Michelle Obama’s big day: 5 things to love about turning 50
TODAY - Michelle Obama is turning 50 Friday. For some, it's the big FIVE-OH-NO, an age burdened with stereotypes: you're either a crotchety witch or an over-sexed cougar...
Michelle Obama is turning 50 Friday. For some, it’s the big FIVE-OH-NO, an age burdened with stereotypes: you’re either a crotchety witch or an over-sexed cougar. Or you get asked about plastic surgery or menopause, as the First Lady was in an exclusive interview with People magazine interview this week.
Whatever.
In reality, for the majority of women, being 50 is no big deal. Regarding her upcoming birthday Obama told Parade Magazine: “I have never felt more confident in myself, more clear on who I am as a woman.”
Some other reasons 50 is a lot more fab than frumpy:
It’s the ‘perfect’ age
“If you could skip time and live forever in good health at a particular age, what age would you like to live at?” Based on a recent Harris Interactive Poll, it’s 50.
That’s not surprising to midlife blogger Emma Nicholson who turned 50 last year.

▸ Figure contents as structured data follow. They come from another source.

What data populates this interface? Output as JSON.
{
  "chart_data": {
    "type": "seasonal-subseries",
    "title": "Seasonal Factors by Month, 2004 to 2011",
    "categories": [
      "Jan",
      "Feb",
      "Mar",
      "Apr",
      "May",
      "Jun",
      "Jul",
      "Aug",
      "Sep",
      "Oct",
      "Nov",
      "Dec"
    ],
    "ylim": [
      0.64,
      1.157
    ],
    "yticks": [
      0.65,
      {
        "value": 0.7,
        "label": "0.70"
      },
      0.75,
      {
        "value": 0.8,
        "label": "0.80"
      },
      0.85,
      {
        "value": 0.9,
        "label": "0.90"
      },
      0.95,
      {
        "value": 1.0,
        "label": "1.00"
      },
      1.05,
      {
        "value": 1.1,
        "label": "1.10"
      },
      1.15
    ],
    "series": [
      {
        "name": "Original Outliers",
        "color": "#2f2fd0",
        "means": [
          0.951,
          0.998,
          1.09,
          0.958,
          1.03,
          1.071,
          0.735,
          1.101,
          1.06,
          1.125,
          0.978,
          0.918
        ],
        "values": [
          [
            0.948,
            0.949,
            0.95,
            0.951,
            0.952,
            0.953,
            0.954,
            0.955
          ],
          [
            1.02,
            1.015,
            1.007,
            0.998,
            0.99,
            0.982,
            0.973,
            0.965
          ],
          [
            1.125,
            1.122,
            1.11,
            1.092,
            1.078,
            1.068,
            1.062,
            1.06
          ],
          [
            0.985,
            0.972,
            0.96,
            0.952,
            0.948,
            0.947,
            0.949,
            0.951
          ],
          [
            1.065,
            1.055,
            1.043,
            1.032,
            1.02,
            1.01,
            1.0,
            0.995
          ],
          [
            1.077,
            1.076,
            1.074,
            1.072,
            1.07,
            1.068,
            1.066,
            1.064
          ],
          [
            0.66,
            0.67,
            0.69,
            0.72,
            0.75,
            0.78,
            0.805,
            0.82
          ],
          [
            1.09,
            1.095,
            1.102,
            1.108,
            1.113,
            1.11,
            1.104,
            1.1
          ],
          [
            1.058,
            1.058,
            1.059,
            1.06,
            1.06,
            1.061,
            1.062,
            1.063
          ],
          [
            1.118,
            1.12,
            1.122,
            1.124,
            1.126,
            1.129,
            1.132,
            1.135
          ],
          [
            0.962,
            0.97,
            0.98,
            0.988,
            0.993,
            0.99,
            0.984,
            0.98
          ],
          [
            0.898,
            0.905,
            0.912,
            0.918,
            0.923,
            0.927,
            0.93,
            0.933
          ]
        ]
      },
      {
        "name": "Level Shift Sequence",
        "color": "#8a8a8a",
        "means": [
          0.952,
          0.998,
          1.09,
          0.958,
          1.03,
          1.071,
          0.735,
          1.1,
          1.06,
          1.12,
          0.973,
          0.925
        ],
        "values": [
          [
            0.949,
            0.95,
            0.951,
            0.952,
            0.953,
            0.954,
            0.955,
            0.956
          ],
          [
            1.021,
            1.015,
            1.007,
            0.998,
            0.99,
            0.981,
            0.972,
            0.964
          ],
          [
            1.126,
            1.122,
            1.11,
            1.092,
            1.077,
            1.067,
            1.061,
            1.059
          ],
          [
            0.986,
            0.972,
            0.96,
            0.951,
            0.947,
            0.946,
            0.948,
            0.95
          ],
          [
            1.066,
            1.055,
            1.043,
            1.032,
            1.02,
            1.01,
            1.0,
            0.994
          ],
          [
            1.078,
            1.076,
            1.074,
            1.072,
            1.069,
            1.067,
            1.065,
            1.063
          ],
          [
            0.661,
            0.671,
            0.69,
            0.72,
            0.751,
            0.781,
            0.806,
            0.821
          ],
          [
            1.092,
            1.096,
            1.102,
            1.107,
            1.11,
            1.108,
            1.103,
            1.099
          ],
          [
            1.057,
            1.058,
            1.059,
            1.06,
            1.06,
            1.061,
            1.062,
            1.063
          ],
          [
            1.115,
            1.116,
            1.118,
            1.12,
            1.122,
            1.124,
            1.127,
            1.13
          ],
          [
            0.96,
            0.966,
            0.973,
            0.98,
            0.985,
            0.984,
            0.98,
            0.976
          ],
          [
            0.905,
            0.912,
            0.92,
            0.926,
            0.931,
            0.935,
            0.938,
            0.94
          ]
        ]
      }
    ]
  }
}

Nicholson got her massage therapy license at age 45, and has raised two adult children. The thought of being in her 20s or 30s again makes her “want to barf,” she says. “I wouldn’t go through all the angst again ever for anything.”
Nicholson, like Mrs. Obama, says she is also more confident, so confident in fact that she felt perfectly fine going to a Pearl Jam concert by herself when her husband was too busy with work.
“It was pretty cool since there were a bunch of other 50-something women sitting around me,” she says. “We all looked at each other and laughed and pretty much drooled over Eddie” [Vedder: age 49].
More control and greater well-being
Life rocks for most people between the ages of 40 and 60, according to a 1999 study from the MacArthur Foundation Research Network. They felt a greater sense of control and reported more positive emotions than negative emotions.
More recent research published in the Journal of Personality and Social Psychology found we feel happier as we age (barring of course those in extremely stressful situations or those suffering from dementia.)
For 58-year-old Lynette Padwa, the half-century mark was actually “a second youth.”
“You still have a ton of energy, more experience, most of your physical capabilities and if things aren’t making you happy, you change them,” says the author of “Quick Answer Me Before I Forget The Question: Everything You Need to Know About Turning 50.”